Georgia Lawmakers to Pass Charter School Amendment

The state of Georgia will soon be free to create its own charter schools after the House Education Committee looks to pass a bill that addresses a Georgia Supreme Court ruling that disbanded the state’s charter school commission last year.

If the legislation is passed, state lawmakers would also be free to create education policy, something that long has been a practice in Georgia but is not expressly stated in the state’s constitution – which has been called into question by the state’s highest court, writes Dorie Turner at the Associated Press.

House Speaker Pro Tem Jan Jones, the bill’s sponsor, said:

“We are simply changing the constitution to actions that y’all have been supportive of for the last 14 years.”

The court ruled in May last year that the Georgia Charter Schools Commission was unconstitutional because it approved and granted local tax dollars to charter schools over the objection of local school boards.

And while parents and community members could petition to local school boards to create a charter school, supporters of the amendment say the charter schools commission is necessary because local districts were rejecting charter petitions simply to do away with any competition for money, writes Turner.

The commission was created in 2008, but the year before saw all 26 petitions for charters turned down.

Jones wants more fairness in the system:

“I don’t think we want most charter schools to be state authorized schools – we want to continue to encourage local boards to authorize them.

“I would simply suggest that the numbers show they haven’t done that.”

However, critics of the proposal say that the state should focus on improving funding for existing public school rather than see funding siphoned away.

State Rep.

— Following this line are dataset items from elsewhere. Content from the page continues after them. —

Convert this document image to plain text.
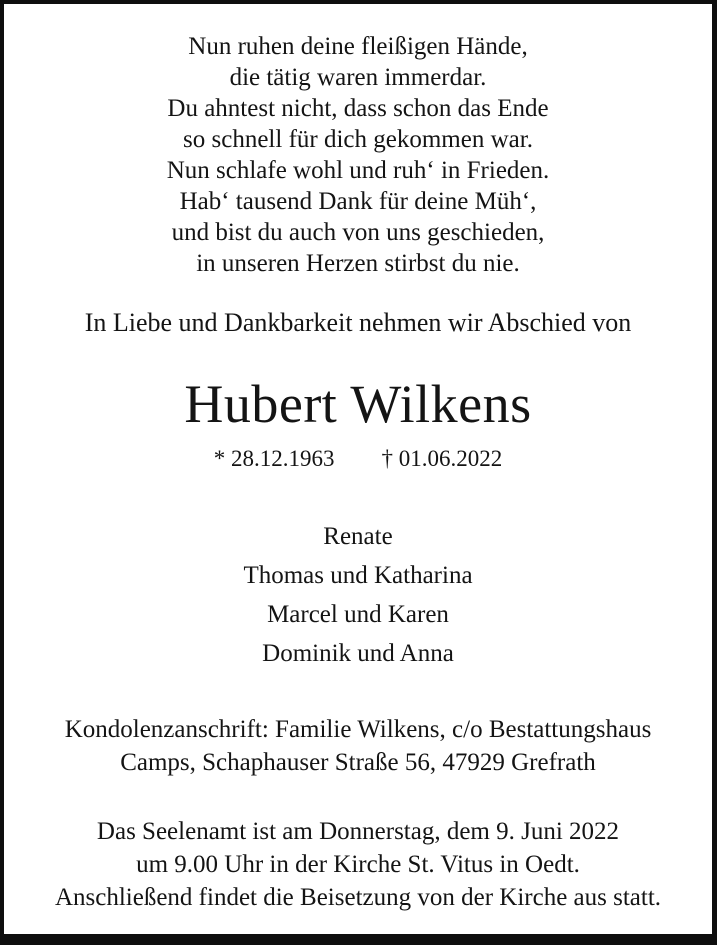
Nun ruhen deine fleißigen Hände,
die tätig waren immerdar.
Du ahntest nicht, dass schon das Ende
so schnell für dich gekommen war.
Nun schlafe wohl und ruh‘ in Frieden.
Hab‘ tausend Dank für deine Müh‘,
und bist du auch von uns geschieden,
in unseren Herzen stirbst du nie.
In Liebe und Dankbarkeit nehmen wir Abschied von
Hubert Wilkens
* 28.12.1963 † 01.06.2022
Renate
Thomas und Katharina
Marcel und Karen
Dominik und Anna
Kondolenzanschrift: Familie Wilkens, c/o Bestattungshaus
Camps, Schaphauser Straße 56, 47929 Grefrath
Das Seelenamt ist am Donnerstag, dem 9. Juni 2022
um 9.00 Uhr in der Kirche St. Vitus in Oedt.
Anschließend findet die Beisetzung von der Kirche aus statt.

Brian Taylor, a Democrat from Lilburn who is on the House Education Committee, said:

“My concern is we will continue to penalize schools systems who are currently underfunded with what think is the new thing that’s going to improve education.”

Tim Callahan is a spokesman for the Professional Association of Georgia Educators, which represents over 82,000 educators in the state.

He believes the amendment will end up “forcing local taxpayers to fund schools their local board did not approve.”

However, to address the Supreme Court ruling, the amendment is the only way forward, says Tony Roberts, head of the Georgia Charter Schools Association.

“The only intent of this is to allow a vote of the general public,” he said.

“If you want to get down to local control, the local voters are it.”